JSCH offering less secure ciphers first

  • Filter
  • Time
  • Show
Clear All
new posts

  • JSCH offering less secure ciphers first

    I have an issue with an SFTP connection not connecting from Mirth, but connects correctly from FileZilla on the same server.

    When I watch the traffic with WireShark, I see that the Mirth connection offers the Algorithms in "Mirth Algorithm client to server.JPG" with the less secure ciphers first.

    The client and server seem to agree on encryption:aes128-ctr mac:hmac-sha1 compression:none and send several Encrypted Packets, but then the server sends a FIN and RST Packet and closes the connection.

    When I try to Test the connection, Mirth shows the Warning:
    Unable to connect to: sftp://{server}/{Directory}, Reason: SSH_MSG_DISCONNECT: 11 Bye Bye
    Unable to connect to: sftp://{server}/{Directory}, Reason: connection is closed by foreign host

    I found a similar forum entry that says to add the port number. I tried that as well, but still get the same response.

    When FileZilla makes the connection from the same server, it offers the more secure algorithms first see (FileZilla Algorithm client to server.JPG), and the connection is made with aes256-ctr mac:sha2-256 compression:none, and communicates correctly with the server.

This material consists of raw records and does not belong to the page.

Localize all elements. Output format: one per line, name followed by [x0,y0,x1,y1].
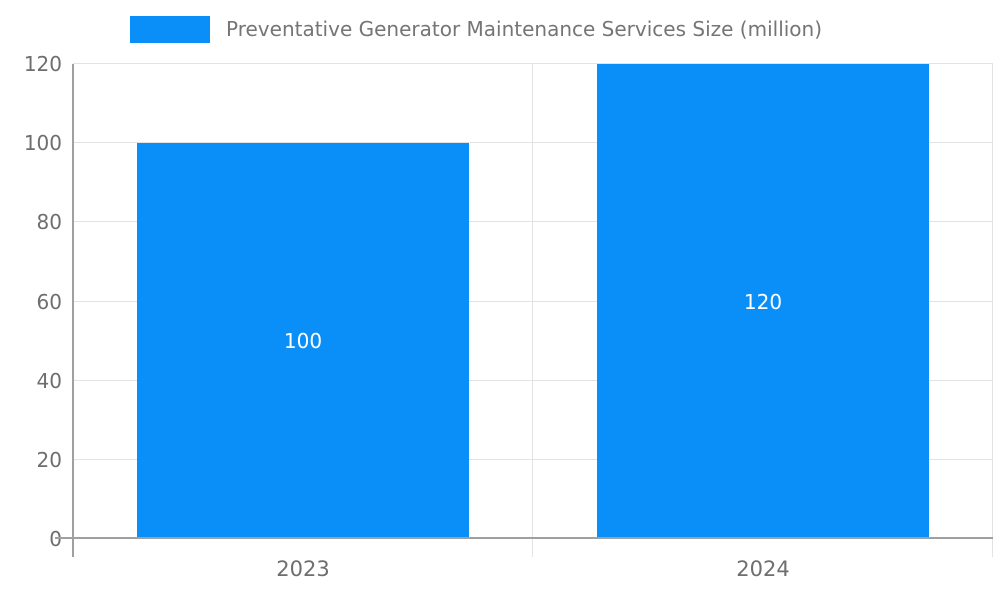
y-tick-label: 40 [36,368,62,393]
x-axis-labels: 2023 2024 [73,557,993,588]
gridline-horizontal [73,379,993,381]
y-tick-label: 120 [23,52,62,76]
gridline-horizontal [73,63,993,64]
y-tick-label: 60 [36,289,62,314]
gridline-horizontal [73,458,993,460]
bar-2024[interactable]: 120 [597,64,929,539]
x-axis-line [55,537,993,539]
gridline-vertical [992,64,993,557]
gridline-horizontal [73,142,993,144]
gridline-vertical [532,64,533,557]
gridline-horizontal [73,221,993,223]
plot-area: 100 120 [73,63,993,557]
bar-value-label: 100 [283,329,323,354]
legend-label: Preventative Generator Maintenance Servi… [226,17,823,41]
bar-2023[interactable]: 100 [137,143,469,539]
bar-value-label: 120 [743,289,783,314]
gridline-horizontal [73,300,993,302]
y-tick-label: 80 [36,210,62,235]
x-tick-label: 2024 [736,557,790,581]
y-axis-labels: 0 20 40 60 80 100 120 [0,54,62,549]
legend-swatch [130,16,210,43]
x-tick-label: 2023 [276,557,330,581]
y-tick-label: 0 [49,527,62,551]
y-tick-label: 20 [36,447,62,472]
y-tick-label: 100 [23,131,62,156]
y-axis-line [72,64,74,557]
chart-legend[interactable]: Preventative Generator Maintenance Servi… [130,16,822,43]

    I have also tried these other items: port not entered issue. Tried with and without with the same issues. upgrade to Mirth 3.5, but I am already at 3.8.1 upgrade to the newest version of Java. Loaded AdoptOpenJDK on a test server, but having the same issues. upgrade to the latest version of JSCH. Tried jsch-0.1.55.jar, but still have same results Tried several option on HostKeyChecking. I believe it did add the new host key, but still hasn’t allowed the connection. Tried the Group Policy editor to change the SSL Cipher Suite Order and remove the AES-128 Cipher Suites but they are still offered by JSCH in the same order. Forum on how the connection is made. used IISCrypto to limit the Protocols, Ciphers, Hashes on this server, but JSCH still uses the same ones. This changes SCHANNEL Registry keys. said the server should be limiting the ciphers that are allowed
    I tried adding the Java Unlimited Strength Jurisdiction Policy Files, but not sure if that actually applied or not.

    Thanks for any help.
    Attached Files
    Last edited by brucem; 12-19-2019, 07:10 AM.

  • #2
    Who owns the server? Do they have logging that can tell you why it's ending the connection?


    • #3
      An outside Vendor owns the server. It appears to be a WingFTP Server. I asked their support guy if they had logging for why it ended the connection.